Senatrice Gallone, oggi 8 marzo, festa delle donne, approda in Aula al Senato il testo unificato sulle detenute madri. Una “coincidenza” che assume un significato particolarmente importante. Quali sono le novità rispetto al passato? Cosa cambierà per le detenute e per i loro bambini?
“Il fatto che il disegno di legge approdi in Aula proprio oggi non significa che vuol essere un provvedimento “bandiera”. Si tratta appunto solo di una coincidenza, ma ne sono molto contenta. E' un ddl che mi sta particolarmente a cuore, perché riguarda un mondo femminile molto particolare, ma soprattutto la tutela dei minori. Introduce modifiche al Codice di Procedura penale per salvaguardare il rapporto tra i figli minori e le madri o anche i padri, in caso di mancanza delle prime. Questo governo sta realizzando una serie di iniziative legislative, proprio in base al concetto che l'attenzione per i più piccoli viene prima di tutto. L'ordinamento italiano è già provvisto di una legge che reca misure alternative alla detenzione tradizionale, ma si è ritenuto necessario introdurre nuove disposizioni per migliorare la legge, anche alla luce dei cambiamenti maturati nella nostra società sempre più multietnica.
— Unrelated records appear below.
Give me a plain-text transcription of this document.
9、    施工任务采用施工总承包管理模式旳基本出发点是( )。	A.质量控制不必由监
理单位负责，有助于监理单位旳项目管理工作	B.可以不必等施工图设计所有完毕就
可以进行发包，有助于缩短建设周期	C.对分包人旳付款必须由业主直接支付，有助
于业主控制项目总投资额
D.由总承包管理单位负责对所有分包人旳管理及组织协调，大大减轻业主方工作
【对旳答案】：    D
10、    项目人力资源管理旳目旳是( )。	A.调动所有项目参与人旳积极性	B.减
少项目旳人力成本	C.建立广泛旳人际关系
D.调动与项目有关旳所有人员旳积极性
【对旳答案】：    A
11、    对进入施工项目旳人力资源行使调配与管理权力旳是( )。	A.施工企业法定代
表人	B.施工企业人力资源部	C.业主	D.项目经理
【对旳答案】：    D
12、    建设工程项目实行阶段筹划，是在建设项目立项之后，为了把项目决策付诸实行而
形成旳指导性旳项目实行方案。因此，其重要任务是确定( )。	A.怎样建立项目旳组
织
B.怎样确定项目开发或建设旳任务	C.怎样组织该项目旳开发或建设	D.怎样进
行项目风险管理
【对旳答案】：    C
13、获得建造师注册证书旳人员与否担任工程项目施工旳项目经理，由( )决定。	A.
Partendo dal presupposto inderogabile che i debiti con la giustizia vanno sempre saldati, è indispensabile che ciò avvenga sempre nel rispetto della dignità dei detenuti. In questo caso non dobbiamo mai scordarci della nostra Costituzione, che all'articolo 31 recita: “La Repubblica protegge la maternità, l'infanzia, la gioventù favorendo gli istituti necessari a tale scopo”.
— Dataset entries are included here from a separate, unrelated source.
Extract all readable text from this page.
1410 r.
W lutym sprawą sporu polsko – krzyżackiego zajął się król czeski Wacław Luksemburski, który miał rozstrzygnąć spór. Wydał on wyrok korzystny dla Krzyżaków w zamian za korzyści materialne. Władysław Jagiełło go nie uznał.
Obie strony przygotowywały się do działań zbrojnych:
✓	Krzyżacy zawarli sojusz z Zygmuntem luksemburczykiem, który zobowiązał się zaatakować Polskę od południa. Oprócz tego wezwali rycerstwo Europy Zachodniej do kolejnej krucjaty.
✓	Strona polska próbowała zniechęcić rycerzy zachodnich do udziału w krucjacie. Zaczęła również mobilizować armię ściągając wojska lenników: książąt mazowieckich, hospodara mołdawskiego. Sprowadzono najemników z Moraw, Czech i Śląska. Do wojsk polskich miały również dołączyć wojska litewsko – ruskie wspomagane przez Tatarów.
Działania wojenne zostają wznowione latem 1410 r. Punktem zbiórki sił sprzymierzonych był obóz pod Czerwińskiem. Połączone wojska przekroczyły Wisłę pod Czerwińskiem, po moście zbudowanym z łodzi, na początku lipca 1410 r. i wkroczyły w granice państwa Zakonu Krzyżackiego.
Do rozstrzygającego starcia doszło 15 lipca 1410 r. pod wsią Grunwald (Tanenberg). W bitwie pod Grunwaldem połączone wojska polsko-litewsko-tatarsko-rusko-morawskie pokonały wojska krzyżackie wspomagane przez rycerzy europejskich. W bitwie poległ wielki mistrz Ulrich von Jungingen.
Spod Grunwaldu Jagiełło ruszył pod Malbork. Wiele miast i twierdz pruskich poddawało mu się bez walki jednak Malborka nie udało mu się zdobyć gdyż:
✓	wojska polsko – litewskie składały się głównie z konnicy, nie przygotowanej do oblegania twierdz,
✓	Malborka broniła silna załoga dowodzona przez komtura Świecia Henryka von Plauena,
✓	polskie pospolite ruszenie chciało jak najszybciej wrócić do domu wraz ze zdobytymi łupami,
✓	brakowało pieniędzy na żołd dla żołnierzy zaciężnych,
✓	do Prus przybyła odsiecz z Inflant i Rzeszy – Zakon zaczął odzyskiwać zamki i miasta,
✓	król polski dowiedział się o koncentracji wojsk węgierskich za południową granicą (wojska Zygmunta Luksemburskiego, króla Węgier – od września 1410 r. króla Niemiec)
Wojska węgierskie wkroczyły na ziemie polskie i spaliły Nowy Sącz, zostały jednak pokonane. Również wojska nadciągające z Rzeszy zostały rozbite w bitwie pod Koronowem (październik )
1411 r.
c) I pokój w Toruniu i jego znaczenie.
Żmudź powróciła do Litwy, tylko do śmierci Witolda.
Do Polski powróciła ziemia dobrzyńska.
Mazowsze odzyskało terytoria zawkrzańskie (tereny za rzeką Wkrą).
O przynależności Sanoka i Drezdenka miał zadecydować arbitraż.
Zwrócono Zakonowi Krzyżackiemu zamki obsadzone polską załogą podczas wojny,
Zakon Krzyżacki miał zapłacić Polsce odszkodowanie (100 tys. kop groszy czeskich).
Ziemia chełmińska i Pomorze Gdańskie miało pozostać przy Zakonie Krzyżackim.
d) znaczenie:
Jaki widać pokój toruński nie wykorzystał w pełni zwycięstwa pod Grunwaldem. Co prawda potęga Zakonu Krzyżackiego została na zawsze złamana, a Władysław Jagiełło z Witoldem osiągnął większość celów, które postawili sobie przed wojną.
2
Quali sono i punti essenziali del disegno di legge?
“La novità più importante riguarda l'innalzamento dell'età del bambino dai tre ai sei anni, al di sotto dei quali non può essere disposta o mantenuta la custodia della madre in carcere. Salvo, naturalmente esigenze cautelari di eccezionale rilevanza. Riteniamo infatti che fino all'età scolare il bambino abbia diritto a rimanere con la propria madre, dalla quale non può essere staccato in maniera traumatica. Altra novità riguarda la possibilità di scontare gli arresti domiciliari o la detenzione carceraria attenuata presso una casa-famiglia protetta, o comunque in luoghi che non siano di ulteriore disagio per i bambini. Viene disciplinato anche il diritto di visita al minore infermo da parte della madre detenuta. La madre, in casi di particolare gravità, potrà assistere alle visite mediche specialistiche del bambino fino a dieci anni. Inoltre, il permesso potrà essere concesso anche dal Direttore dell'istituto carcerario. Purtroppo spesso oggi a causa dei tempi burocratici, la madre rischiava di non arrivare in tempo o di non essere presente in un momento particolarmente delicato per il figlio.”
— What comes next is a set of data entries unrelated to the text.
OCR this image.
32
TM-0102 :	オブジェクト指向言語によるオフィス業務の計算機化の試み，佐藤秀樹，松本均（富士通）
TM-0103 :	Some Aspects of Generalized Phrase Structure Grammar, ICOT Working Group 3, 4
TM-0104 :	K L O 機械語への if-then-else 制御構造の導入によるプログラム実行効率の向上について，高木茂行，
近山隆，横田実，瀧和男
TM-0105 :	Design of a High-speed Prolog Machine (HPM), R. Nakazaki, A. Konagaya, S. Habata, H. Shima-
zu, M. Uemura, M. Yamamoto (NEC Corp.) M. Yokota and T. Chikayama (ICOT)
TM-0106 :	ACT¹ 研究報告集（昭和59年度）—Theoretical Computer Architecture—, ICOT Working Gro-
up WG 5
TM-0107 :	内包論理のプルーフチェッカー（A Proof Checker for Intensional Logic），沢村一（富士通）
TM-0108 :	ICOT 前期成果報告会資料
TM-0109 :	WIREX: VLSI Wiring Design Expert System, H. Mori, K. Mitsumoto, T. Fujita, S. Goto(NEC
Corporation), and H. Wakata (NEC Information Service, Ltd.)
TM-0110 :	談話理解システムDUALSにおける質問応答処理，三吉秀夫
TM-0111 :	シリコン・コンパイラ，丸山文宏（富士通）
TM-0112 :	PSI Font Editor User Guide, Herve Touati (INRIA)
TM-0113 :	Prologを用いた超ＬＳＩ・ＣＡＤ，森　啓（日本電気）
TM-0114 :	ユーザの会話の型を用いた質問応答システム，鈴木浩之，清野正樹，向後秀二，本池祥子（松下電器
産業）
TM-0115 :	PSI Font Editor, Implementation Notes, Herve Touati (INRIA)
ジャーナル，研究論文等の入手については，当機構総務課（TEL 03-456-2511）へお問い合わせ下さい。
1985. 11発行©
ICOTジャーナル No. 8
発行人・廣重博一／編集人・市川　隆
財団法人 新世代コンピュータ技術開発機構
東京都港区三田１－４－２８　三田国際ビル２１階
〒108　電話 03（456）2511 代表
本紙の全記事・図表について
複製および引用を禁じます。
Quante detenute saranno interessate da questo disegno di legge?
“Le madri detenute oggi in Italia sono 58, la maggior parte delle quali straniere con problemi di domiciliazione. Con l'entrata in vigore del provvedimento, questo numero si potrebbe al massimo triplicare. Parliamo dunque di una situazione circoscritta, che non comporterà ulteriori costi per lo Stato. Tutte le disposizioni entreranno in vigore a partire dal 1° gennaio 2014.

Non sono mancate le critiche al provvedimento…
“Ogni legge è perfettibile e può essere migliorata, soprattutto nel momento in cui viene applicata e se ne riscontrano eventuali limiti. Mi piace definire questo ddl un primo passo importante, un segnale assolutamente chiaro e preciso della volontà del governo di garantire la serena crescita dei bambini in difficoltà. Mi auguro che, al di là delle discussioni anche giuste su un tema così delicato, questo provvedimento possa iniziare a porre rimedio ad una situazione preesistente. E' un bel punto di partenza per un Paese come il nostro, che deve mettere al primo posto la tutela dei bambini. Con il tempo poi tutti, dagli operatori ai volontari fino ai politici, potranno dare un ulteriore contributo per fare sempre di più e sempre meglio”.